Note 19: [(retour) ]
Les mots en italique sont en français dans le texte anglais original.
À Mademoiselle ***.
Rue Ampère, 1883.
Chère amie,
Il y avait une fois un atelier tout rempli de dames et de demoiselles parmi lesquelles se trouvaient une Russe et une Américaine. La Russe se prit d'amitié pour l'Américaine et fut excessivement gentille pour elle, essayant en toute circonstances de lui être agréable, sans songer que bien des gens se disent en eux-mêmes: «Pourquoi un tel ou une telle se met-il ou se met-elle en quatre pour moi? Ce ne doit pas être quelqu'un de bien.» Cette réflexion, quoique peu flatteuse pour celui qui la fait, se fait très souvent, les plus grands moralistes l'affirment.

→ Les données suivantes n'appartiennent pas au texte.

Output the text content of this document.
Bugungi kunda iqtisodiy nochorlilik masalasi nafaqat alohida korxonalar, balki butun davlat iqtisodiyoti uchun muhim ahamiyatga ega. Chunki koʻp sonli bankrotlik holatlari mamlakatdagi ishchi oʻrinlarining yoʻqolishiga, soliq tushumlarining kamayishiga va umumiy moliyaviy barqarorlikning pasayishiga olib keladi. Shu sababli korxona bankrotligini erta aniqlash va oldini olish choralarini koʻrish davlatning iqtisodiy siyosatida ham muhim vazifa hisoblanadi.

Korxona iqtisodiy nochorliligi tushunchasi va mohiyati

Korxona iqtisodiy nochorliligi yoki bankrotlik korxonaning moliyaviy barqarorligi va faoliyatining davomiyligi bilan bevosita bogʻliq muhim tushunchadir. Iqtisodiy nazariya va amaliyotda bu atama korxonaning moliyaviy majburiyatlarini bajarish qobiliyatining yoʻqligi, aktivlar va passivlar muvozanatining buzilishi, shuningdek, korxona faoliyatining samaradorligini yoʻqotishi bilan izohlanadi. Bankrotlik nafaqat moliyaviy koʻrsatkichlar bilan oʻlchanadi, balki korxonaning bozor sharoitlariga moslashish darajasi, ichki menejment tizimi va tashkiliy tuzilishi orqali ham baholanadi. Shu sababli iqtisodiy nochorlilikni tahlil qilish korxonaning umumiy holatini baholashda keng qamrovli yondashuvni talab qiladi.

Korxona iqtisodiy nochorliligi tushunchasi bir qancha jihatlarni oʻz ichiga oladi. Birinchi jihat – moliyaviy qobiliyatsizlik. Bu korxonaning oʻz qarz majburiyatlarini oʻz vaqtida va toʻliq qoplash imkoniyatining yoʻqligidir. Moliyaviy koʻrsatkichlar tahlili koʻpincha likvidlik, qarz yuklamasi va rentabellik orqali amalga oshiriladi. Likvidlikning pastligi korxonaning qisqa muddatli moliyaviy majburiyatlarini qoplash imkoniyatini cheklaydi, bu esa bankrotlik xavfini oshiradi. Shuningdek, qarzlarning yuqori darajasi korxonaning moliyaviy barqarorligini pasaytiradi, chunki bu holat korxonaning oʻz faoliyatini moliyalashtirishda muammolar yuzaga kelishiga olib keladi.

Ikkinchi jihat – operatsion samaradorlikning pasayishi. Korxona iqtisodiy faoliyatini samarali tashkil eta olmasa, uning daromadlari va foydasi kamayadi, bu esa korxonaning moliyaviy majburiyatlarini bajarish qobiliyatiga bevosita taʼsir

Quoi qu'il en soit, la Russe traitait l'Américaine comme une petite sœur et disait devant elle toutes les folies et tous les enfantillages qui lui passaient par la tête. Très aristocrate, au fond, elle avait le tort peut-être de croire qu'on devait comprendre qu'un artiste n'était pas un homme pour elle, elle en parlait donc comme on parle d'une chanteuse ou d'un cheval favori aux courses, s'intéressant jusqu'à leur vie privée.
Et comme elle associait son amie à toutes ses plaisanteries, cette amie eut alors une pensée dont, à sa place, je serais éternellement honteuse, elle crut qu'on se servait d'elle pour ne pas se compromettre et fit un beau jour à la Russe une observation dont celle-ci resta absolument suffoquée, au point de ne savoir quoi répondre. La réponse tout indiquée était de tourner le dos à la petite Américaine; mais, n'ayant pas eu la présence d'esprit de le faire à l'instant, le lendemain la Russe crut indigne d'elle de donner de l'importance à une impertinence si sotte et résolut de traiter tout cela avec un bienveillant dédain. Mon avis est qu'elle eut tort; du reste, cette nuance ne fut pas comprise et l'Américaine, se trompant à l'attitude de la Russe, prit un petit air digne assez comique et qui puisait sa source dans l'intérêt que lui avait témoigné une grande dame et sa fille, ce qui lui avait légèrement tourné la tête, en sorte qu'elle ne pensa pas un seul instant que la façon dont elle était reçue dans la famille de la Russe ne lui faisait peut-être pas de tort aux yeux de plusieurs personnes.
Enfin... Mais comme la Russe a un caractère très large et un esprit plus occupé de choses sérieuses que de bêtises de ce genre, elle trouva avec philosophie tout cela fort naturel, se contentant d'en rire un peu de travers comme l'Arlequin de Saint-Marceaux, un artiste qu'elle vénère et dont elle aime le talent.
J'espère, ma chère Alice, que vous riez aussi de cette histoire aussi instructive qu'amusante et que je vous raconte parce qu'il est bon qu'on ne me prenne pas toujours pour une bête.
Mlle Canrobert m'a donné votre adresse, ce qui me permet de vous souhaiter toute sorte de bonheurs en Amérique. Vous savez déjà sans doute que j'ai obtenu une mention.